Let me explain this. When one gets appreciated and acknowledged for their good work it is self esteem not ego, but when in order to get the limelight we start harming other people, talking negative about them and putting them down, it is the negative aspect of ego.
Looking back at my own life, I too had fallen prey to the egoistic side of my mind. I used to brag about myself to my friends to impress upon them and seek their appreciation. But all the time I knew that most of what I said was not true. However, I could not bring myself to rise above my ego. It stopped me from accepting my weakness and admitting my faults in front of people. It took many years of introspection, understanding and thoughtful perception that led me to realize the difference between enhancing your self-worth by true admittance and succumbing to the falsities of your ego.
You should be able to evaluate and judge your own self worthiness and have the confidence in your own self. A high self esteem will help you feel good and will allow you to gracefully accept if you have any wrong somewhere; whereas a person with ego will try to defend himself even if he gets to know he is wrong.

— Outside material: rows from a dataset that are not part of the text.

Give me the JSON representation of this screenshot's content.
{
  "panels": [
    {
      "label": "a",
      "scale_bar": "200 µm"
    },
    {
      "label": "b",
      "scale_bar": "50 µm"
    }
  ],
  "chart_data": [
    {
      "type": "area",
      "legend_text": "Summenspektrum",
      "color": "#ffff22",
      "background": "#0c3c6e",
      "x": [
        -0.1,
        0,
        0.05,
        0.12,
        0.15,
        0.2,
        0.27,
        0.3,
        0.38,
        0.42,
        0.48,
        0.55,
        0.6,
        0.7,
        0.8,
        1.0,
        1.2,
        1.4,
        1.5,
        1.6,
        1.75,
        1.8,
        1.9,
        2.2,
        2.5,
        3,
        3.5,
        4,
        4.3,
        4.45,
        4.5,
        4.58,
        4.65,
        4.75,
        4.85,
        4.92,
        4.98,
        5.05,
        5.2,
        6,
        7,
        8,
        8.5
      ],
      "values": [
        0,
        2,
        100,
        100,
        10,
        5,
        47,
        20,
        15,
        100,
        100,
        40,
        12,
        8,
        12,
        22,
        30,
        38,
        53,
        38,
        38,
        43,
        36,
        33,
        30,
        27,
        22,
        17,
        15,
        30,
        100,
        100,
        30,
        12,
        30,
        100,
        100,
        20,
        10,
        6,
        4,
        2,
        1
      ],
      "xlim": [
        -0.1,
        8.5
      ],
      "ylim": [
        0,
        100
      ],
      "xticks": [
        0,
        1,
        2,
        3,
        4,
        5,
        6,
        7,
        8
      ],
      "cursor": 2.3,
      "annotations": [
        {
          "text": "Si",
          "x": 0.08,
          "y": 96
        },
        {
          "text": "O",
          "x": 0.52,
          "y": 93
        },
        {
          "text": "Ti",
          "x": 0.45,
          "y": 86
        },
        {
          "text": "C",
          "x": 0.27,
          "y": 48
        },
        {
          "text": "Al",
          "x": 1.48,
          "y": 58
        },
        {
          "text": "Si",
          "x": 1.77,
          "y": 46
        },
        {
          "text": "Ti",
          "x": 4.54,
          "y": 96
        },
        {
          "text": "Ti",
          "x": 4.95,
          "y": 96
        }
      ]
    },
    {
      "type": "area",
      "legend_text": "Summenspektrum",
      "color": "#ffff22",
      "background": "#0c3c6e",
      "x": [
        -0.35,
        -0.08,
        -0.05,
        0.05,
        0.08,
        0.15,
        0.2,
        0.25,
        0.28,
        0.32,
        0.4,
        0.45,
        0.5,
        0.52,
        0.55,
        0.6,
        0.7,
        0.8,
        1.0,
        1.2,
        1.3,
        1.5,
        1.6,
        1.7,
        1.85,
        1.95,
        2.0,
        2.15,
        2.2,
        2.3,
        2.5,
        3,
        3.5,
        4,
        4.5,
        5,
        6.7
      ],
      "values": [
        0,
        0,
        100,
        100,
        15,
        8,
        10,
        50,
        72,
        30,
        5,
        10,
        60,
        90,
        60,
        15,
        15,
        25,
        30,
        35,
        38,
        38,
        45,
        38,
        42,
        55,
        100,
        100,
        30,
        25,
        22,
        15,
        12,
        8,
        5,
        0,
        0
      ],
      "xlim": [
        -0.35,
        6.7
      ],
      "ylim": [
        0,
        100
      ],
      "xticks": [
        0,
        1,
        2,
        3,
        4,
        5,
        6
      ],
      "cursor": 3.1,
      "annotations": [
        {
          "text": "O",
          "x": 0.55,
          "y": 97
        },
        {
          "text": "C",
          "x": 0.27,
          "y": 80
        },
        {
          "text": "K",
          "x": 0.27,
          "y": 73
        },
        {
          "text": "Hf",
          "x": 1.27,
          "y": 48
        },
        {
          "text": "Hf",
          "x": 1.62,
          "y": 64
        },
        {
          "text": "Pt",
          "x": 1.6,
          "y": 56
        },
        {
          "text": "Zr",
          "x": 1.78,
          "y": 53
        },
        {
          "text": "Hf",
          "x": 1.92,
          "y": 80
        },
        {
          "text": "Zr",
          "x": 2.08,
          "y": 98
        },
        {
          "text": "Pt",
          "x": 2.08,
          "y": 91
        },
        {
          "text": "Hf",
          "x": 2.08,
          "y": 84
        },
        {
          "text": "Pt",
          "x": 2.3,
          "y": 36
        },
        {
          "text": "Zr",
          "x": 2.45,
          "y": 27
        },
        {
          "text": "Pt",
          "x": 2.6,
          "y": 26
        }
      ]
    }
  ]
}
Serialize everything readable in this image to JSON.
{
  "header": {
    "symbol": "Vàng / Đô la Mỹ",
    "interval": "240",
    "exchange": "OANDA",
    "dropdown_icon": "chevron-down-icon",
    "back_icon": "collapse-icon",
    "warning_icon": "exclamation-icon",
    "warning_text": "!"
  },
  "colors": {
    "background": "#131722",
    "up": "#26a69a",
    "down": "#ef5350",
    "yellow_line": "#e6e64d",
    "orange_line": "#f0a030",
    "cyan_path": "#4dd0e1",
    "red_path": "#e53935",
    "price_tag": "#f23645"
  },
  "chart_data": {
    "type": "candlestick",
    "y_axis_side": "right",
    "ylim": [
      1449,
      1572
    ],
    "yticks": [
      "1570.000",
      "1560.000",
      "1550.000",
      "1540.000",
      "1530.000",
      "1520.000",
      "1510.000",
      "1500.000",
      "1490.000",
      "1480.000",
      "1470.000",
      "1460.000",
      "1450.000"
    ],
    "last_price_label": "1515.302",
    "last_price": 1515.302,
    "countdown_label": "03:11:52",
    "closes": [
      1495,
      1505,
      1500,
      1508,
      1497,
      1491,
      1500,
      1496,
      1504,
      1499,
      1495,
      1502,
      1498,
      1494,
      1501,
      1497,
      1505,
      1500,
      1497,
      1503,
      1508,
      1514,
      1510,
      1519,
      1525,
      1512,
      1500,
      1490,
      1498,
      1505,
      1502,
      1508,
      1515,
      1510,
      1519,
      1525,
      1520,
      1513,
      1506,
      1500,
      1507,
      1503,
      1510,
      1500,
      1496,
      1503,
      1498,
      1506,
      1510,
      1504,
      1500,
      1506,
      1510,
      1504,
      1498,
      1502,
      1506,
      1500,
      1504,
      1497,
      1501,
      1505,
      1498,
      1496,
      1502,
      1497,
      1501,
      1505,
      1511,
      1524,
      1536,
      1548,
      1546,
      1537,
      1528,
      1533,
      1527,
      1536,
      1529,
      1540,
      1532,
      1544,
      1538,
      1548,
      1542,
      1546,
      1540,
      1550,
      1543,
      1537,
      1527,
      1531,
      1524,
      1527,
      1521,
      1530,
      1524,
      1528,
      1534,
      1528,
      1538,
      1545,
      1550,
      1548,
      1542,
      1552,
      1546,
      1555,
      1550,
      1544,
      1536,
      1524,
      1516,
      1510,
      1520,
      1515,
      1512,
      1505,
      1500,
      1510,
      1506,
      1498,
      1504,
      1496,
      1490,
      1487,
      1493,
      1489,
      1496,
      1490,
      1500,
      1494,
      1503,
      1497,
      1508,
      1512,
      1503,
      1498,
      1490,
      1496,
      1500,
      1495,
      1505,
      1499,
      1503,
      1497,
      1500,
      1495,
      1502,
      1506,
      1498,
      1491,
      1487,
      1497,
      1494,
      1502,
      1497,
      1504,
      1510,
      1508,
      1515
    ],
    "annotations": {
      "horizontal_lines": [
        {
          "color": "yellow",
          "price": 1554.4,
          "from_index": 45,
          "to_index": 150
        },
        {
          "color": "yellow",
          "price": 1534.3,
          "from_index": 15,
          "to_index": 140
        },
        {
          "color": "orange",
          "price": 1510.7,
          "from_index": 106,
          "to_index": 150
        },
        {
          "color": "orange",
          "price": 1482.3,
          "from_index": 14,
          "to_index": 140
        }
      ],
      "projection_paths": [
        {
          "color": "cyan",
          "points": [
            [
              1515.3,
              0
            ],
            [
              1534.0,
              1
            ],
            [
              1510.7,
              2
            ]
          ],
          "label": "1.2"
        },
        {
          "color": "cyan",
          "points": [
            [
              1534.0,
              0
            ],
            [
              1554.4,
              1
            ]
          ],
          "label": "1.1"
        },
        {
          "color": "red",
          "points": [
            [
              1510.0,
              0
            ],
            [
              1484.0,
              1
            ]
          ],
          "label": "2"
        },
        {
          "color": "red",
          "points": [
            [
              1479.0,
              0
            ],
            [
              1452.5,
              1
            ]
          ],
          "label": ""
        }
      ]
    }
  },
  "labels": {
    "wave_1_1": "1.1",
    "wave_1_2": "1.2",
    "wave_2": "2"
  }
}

Remember, ego is an inflated sense of self-worth. It is an immature state of self esteem that lacks the capacity to acknowledge the opportunity to overcome a mistake. Therefore, you should try and strike a balance between using your ego mind just enough to maintain your standpoint, but not becoming egocentric.
Coming back to revealing your weaknesses, I once again reiterate that advertising them and openly accepting them is the only way to get rid of them. The right amount of ego and feelings of self-worth will help you in advertising and telling people not only about your weakness, but also what efforts you are making to get over it. This is very important as it works like a self check. Once you openly talk about your ways of getting over your negative traits, it becomes simple to admit to your faults, rectify them and utilize the strengths to the fullest.
Another thing to remember is to always talk to someone who is very close to you and not just anyone, because only those who are your well wishers and genuinely care for you will be able to understand your problem and help you to overcome it.
Use the above knowledge to understand that admitting to your faults is not undermining your self-esteem; instead it will help you to enhance it and give you an inner satisfaction of being truthful and honest to yourself. So, always be ready to reveal your weaknesses as well as your strengths as it will ultimately make you a better person with a stronger willpower and greater resolution.